Podczas wystapienia w PE premier Mateusz Morawiecki zwrócił uwagę na liczne kryzysy (ekonomiczny, migracyjny etc.), jakie w ostatnich latach targają Europą. Szef polskiego rządu stwierdził, że UE znalazła się na zakręcie i jedynym dobrym wyjście z obecnej sytuacji jest „ponowne wsłuchanie się w głos swych obywateli”.
Wesprzyj nas już teraz!
Po zakończeniu debaty Morawiecki powiedział w Polsat News, że dyskusja w PE „na pewno nie była łatwa, ale z drugiej strony (była) bardzo budująca”. – Mogłem zaprezentować szeroką wizję Unii Europejskiej, przedstawić nasze priorytety, ale też pewną ścieżkę dojścia do Unii Europejskiej, silnej, z silnymi państwami – podkreślił.

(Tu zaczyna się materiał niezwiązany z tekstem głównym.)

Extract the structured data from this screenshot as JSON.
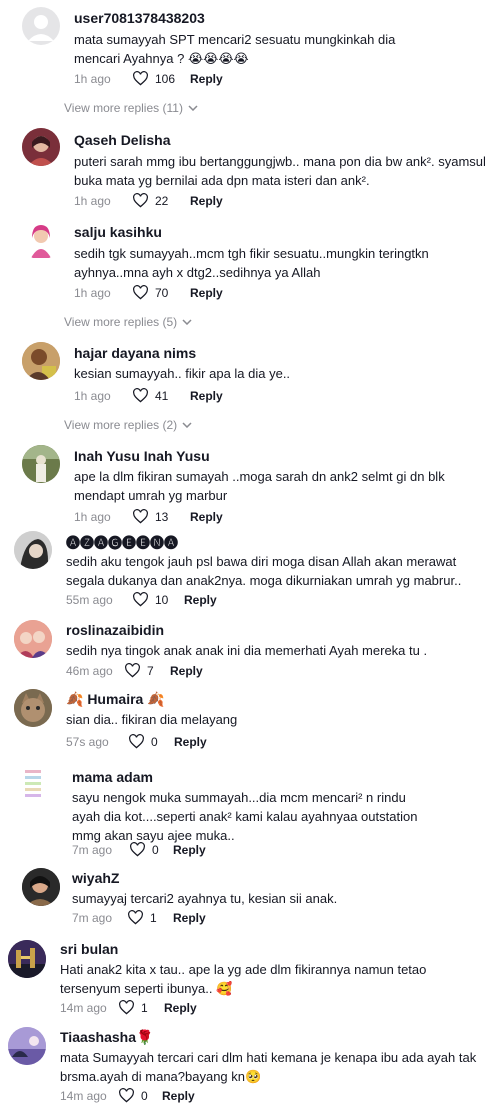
{
  "comments": [
    {
      "name": "user7081378438203",
      "text": "mata sumayyah SPT mencari2 sesuatu mungkinkah dia mencari Ayahnya ? 😭😭😭😭",
      "time": "1h ago",
      "likes": "106",
      "reply": "Reply",
      "more": "View more replies (11)"
    },
    {
      "name": "Qaseh Delisha",
      "text": "puteri sarah mmg ibu bertanggungjwb.. mana pon dia bw ank². syamsul buka mata yg bernilai ada dpn mata isteri dan ank².",
      "time": "1h ago",
      "likes": "22",
      "reply": "Reply"
    },
    {
      "name": "salju kasihku",
      "text": "sedih tgk sumayyah..mcm tgh fikir sesuatu..mungkin teringtkn ayhnya..mna ayh x dtg2..sedihnya ya Allah",
      "time": "1h ago",
      "likes": "70",
      "reply": "Reply",
      "more": "View more replies (5)"
    },
    {
      "name": "hajar dayana nims",
      "text": "kesian sumayyah.. fikir apa la dia ye..",
      "time": "1h ago",
      "likes": "41",
      "reply": "Reply",
      "more": "View more replies (2)"
    },
    {
      "name": "Inah Yusu Inah Yusu",
      "text": "ape la dlm fikiran sumayah ..moga sarah dn ank2 selmt gi dn blk mendapt umrah yg marbur",
      "time": "1h ago",
      "likes": "13",
      "reply": "Reply"
    },
    {
      "name": "🅐🅩🅐🅖🅔🅔🅝🅐",
      "text": "sedih aku tengok jauh psl bawa diri moga disan Allah akan merawat segala dukanya dan anak2nya. moga dikurniakan umrah yg mabrur..",
      "time": "55m ago",
      "likes": "10",
      "reply": "Reply"
    },
    {
      "name": "roslinazaibidin",
      "text": "sedih nya tingok anak anak ini dia memerhati Ayah mereka tu .",
      "time": "46m ago",
      "likes": "7",
      "reply": "Reply"
    },
    {
      "name": "🍂 Humaira 🍂",
      "text": "sian dia.. fikiran dia melayang",
      "time": "57s ago",
      "likes": "0",
      "reply": "Reply"
    },
    {
      "name": "mama adam",
      "text": "sayu nengok muka summayah...dia mcm mencari² n rindu ayah dia kot....seperti anak² kami kalau ayahnyaa outstation mmg akan sayu ajee muka..",
      "time": "7m ago",
      "likes": "0",
      "reply": "Reply"
    },
    {
      "name": "wiyahZ",
      "text": "sumayyaj tercari2 ayahnya tu, kesian sii anak.",
      "time": "7m ago",
      "likes": "1",
      "reply": "Reply"
    },
    {
      "name": "sri bulan",
      "text": "Hati anak2 kita x tau.. ape la yg ade dlm fikirannya namun tetao tersenyum seperti ibunya.. 🥰",
      "time": "14m ago",
      "likes": "1",
      "reply": "Reply"
    },
    {
      "name": "Tiaashasha🌹",
      "text": "mata Sumayyah tercari cari dlm hati kemana je kenapa ibu ada ayah tak brsma.ayah di mana?bayang kn🥺",
      "time": "14m ago",
      "likes": "0",
      "reply": "Reply"
    }
  ]
}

Premier zapytany, czy zamierza wziąć pod uwagę argumenty eurodeputowanych w sprawie „praworządności w Polsce”. – Muszę powiedzieć, że przede wszystkim dziękuję za ostatni głos polskiego europarlamentarzysty, który powiedział, że łamanie praworządności w Polsce polega na tym, że obniżyliśmy emerytury (…) dawnym funkcjonariuszom służby bezpieczeństwa, bo to jest taka kwintesencja nieporozumienia właśnie i częstych głosów, które tutaj się pojawiają – odpowiedział. Dodał, że negatywne głosy pod adresem Polski wynikają „po prostu z niezrozumienia i z nieporozumienia”. – A niektóre są oczywiście motywowane politycznie. Trudno, taka jest służba publiczna, trzeba czasami sobie radzić z wieloma głosami przeciwnymi – zaznaczył.
Na pytanie, czy zagraniczni eurodeputowani mają prawo, aż tak bardzo „troszczyć się o losy Polski”, premier odparł: „Oczywiście. My tak samo troszczymy się o losy różnych państw UE, ale nie jesteśmy takim bardzo dociekliwym doradcą w niektórych wewnętrznych sprawach, mamy wiele spraw do naprawienia u nas w Polsce”.
– Cieszę się, że wielu ludzi dzisiaj na pewno zrozumiało tą polską wersję wydarzeń i usłyszało więcej o polskiej racji stanu – podsumował Morawiecki.
Zdecydowana większość liderów poszczególnych frakcji w europarlamencie nie była zainteresowana dyskusją o „przyszłości UE”. Zamiast tego zajęli się oni ostrą krytyką polskich władz za reformę wymiaru sprawiedliwości.